1. Two steel balls are suspended from electromagnets, and are released simultaneously when the electric current is shut off. They start at heights X1 and X2, with X2 being higher. When they hit the ground, they land T seconds apart. Find an equation for g (the gravitational field) in terms of T, X1 and X2

2. No further information was given.

3. I have about 8 pages of scratch paper and 5 hours of work trying to figure out what is probably something simple. I began by trying to figure out the acceleration from X1 to the ground:

0 = (1/2)at^2 + Vt + X1
-X1 = (1/2)at^2 - Vt
-X1 - Vt = (1/2)at^2
-2(X1+Vt)/t^2 = a

With this equation, I thought I'd be able to somehow figure out the velocity after the ball from X2 height falls from X2 to X1 and then plug that into my result above.

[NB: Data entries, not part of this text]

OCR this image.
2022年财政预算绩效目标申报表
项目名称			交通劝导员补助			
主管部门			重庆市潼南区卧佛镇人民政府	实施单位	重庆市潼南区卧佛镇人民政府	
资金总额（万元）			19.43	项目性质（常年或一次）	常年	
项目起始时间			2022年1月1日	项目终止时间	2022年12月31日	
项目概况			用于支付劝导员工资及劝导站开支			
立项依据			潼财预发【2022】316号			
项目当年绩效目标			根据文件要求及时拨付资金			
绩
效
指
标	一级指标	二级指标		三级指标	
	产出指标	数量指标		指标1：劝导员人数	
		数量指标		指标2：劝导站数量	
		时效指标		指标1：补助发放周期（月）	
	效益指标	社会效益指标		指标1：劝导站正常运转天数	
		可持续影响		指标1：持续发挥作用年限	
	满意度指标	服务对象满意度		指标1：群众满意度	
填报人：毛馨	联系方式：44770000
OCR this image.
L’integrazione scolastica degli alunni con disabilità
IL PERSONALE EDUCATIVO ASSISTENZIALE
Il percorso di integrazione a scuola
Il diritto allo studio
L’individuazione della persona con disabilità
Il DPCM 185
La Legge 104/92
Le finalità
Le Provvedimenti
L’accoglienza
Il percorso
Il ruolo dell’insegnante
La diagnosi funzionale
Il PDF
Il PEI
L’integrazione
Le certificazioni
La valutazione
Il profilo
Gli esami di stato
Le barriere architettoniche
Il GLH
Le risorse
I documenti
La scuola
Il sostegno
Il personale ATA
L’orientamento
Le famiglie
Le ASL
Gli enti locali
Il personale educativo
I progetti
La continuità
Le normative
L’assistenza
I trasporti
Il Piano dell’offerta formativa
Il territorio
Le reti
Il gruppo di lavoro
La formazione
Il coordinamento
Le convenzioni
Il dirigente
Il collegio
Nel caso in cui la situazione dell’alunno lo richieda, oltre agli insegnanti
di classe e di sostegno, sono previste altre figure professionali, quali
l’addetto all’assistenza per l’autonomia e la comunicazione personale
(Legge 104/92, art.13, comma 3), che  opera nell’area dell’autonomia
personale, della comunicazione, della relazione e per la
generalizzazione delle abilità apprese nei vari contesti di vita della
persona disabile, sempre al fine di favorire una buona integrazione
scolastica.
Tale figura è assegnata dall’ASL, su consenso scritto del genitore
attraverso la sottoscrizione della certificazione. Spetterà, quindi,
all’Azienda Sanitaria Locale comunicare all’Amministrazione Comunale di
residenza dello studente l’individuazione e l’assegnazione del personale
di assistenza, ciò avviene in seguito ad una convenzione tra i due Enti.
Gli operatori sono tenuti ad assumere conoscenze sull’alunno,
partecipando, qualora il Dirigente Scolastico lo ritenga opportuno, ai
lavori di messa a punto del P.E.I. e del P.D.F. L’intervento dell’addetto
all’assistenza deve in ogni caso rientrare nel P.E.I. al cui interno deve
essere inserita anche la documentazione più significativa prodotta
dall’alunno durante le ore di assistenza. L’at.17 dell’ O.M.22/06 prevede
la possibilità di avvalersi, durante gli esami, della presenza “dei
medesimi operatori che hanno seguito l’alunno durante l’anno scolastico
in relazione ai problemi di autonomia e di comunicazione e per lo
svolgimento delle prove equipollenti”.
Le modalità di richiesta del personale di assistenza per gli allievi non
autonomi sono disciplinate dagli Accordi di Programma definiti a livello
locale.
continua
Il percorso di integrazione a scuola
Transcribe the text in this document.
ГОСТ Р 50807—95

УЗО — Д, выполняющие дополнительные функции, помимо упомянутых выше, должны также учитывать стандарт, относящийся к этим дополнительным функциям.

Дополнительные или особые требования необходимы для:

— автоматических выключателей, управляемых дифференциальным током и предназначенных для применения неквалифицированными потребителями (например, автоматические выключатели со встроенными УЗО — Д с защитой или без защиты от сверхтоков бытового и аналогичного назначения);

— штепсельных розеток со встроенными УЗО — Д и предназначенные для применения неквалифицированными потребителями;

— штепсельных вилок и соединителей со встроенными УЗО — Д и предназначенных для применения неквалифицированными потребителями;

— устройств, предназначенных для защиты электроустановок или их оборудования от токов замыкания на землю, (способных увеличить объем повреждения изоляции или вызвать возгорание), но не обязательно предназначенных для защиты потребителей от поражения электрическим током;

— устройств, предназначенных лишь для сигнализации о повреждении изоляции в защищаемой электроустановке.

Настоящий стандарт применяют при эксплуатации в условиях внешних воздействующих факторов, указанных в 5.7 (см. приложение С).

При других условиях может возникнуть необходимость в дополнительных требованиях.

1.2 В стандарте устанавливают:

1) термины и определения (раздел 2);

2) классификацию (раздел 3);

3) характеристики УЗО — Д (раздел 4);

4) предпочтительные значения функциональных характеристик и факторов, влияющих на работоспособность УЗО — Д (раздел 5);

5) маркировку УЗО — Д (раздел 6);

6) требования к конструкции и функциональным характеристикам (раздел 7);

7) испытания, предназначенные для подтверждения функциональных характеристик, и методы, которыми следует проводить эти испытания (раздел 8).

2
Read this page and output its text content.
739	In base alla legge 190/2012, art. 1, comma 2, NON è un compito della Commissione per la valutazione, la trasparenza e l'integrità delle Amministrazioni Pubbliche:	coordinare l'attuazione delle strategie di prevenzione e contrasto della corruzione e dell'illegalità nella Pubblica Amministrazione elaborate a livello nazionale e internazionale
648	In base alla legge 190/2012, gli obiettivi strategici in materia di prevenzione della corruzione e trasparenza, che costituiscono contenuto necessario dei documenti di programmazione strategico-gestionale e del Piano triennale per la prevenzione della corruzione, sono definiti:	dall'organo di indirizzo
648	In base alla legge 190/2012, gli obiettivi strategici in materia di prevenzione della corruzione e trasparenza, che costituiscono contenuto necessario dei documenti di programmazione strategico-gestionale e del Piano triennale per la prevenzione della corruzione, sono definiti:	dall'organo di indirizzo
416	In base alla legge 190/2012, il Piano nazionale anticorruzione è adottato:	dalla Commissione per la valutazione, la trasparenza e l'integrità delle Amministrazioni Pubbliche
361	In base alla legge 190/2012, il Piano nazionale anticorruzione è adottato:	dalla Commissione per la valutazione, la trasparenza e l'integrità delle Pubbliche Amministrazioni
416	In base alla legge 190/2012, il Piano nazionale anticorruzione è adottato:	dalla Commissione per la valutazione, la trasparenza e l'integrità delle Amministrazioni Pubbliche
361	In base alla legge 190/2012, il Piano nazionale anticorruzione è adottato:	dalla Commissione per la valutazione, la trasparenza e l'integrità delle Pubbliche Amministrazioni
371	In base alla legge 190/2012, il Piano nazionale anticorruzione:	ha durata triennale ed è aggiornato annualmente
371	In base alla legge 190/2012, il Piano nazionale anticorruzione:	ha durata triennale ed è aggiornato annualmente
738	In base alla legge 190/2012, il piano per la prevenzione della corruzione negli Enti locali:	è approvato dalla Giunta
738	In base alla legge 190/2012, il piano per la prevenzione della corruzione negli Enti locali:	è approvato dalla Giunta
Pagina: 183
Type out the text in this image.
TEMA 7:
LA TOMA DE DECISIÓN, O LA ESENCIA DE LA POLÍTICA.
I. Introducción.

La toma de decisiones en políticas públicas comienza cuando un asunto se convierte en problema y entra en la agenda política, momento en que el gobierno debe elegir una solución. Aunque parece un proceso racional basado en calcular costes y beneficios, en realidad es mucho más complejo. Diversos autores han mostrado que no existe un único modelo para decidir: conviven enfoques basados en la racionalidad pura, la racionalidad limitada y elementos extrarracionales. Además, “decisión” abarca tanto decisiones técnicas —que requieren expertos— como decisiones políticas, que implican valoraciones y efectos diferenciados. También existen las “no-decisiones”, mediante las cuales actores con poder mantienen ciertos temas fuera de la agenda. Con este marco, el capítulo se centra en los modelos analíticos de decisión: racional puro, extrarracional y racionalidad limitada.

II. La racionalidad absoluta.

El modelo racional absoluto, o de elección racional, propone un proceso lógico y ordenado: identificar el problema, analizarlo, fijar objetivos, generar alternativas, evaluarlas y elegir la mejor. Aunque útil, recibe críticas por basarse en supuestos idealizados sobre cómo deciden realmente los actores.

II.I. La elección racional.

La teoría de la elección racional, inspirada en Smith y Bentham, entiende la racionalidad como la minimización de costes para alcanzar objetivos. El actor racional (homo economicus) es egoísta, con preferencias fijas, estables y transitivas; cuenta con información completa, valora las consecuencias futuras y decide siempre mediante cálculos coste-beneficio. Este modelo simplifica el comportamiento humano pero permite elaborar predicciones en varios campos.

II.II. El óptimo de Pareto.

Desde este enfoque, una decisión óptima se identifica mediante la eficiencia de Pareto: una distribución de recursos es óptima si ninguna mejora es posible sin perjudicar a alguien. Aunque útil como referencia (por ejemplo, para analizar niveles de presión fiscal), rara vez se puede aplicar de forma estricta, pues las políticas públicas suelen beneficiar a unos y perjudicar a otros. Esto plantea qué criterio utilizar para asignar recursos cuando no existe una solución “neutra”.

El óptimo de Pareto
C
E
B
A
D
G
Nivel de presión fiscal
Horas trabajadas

I tried many different things and none seem to match up with the answer my professor is looking for. A nudge in the right direction is all I'm looking for. After so much work, it's really frustrating to be at square 1 still. Thank you in advance for any light you can shed.

2. Feb 6, 2010

### rl.bhat

Hi zx95, welcome to PF.
Initial velocities of the steel balls are zero.
So xi = 1/2*g*t1^2. You can rewrite it as
sqrt(2x1/g) = t1.
Similarly find the expression for t2. Then find t2 - t1 which is equal to T.

3. Feb 6, 2010

### zx95

Thank you for the quick response!

I took this information and came up with the following:

t1 = sqrt(2X1/g) t2 = sqrt(2X2/g)

T = t2 - t1
T = sqrt(2X2/g) - sqrt (2X1/g)
T = sqrt(2(X2-X1)/g)
sqrt(g) = sqrt(2(X2-X1))/T

g = 2(X2-X1)/T^2

I plugged this into the professors software (and looking back in my scratch paper this is the same answer I got through a much more difficult process). Is this answer correct, or am I missing some step that I'm not seeing?

4. Feb 6, 2010

### rl.bhat

T = sqrt(2X2/g) - sqrt (2X1/g)
T = sqrt(2(X2-X1)/g)

The simplification is wrong.
It should be
T = [ sqrt(2x2) - sqrt(2x1)]/sqrt(g). so
sqrt(g) = [ sqrt(2x2) - sqrt(2x1)]/T

5. Feb 7, 2010

### zx95

Thank you very much! I always make mistakes like that. I need to work on that. Thanks!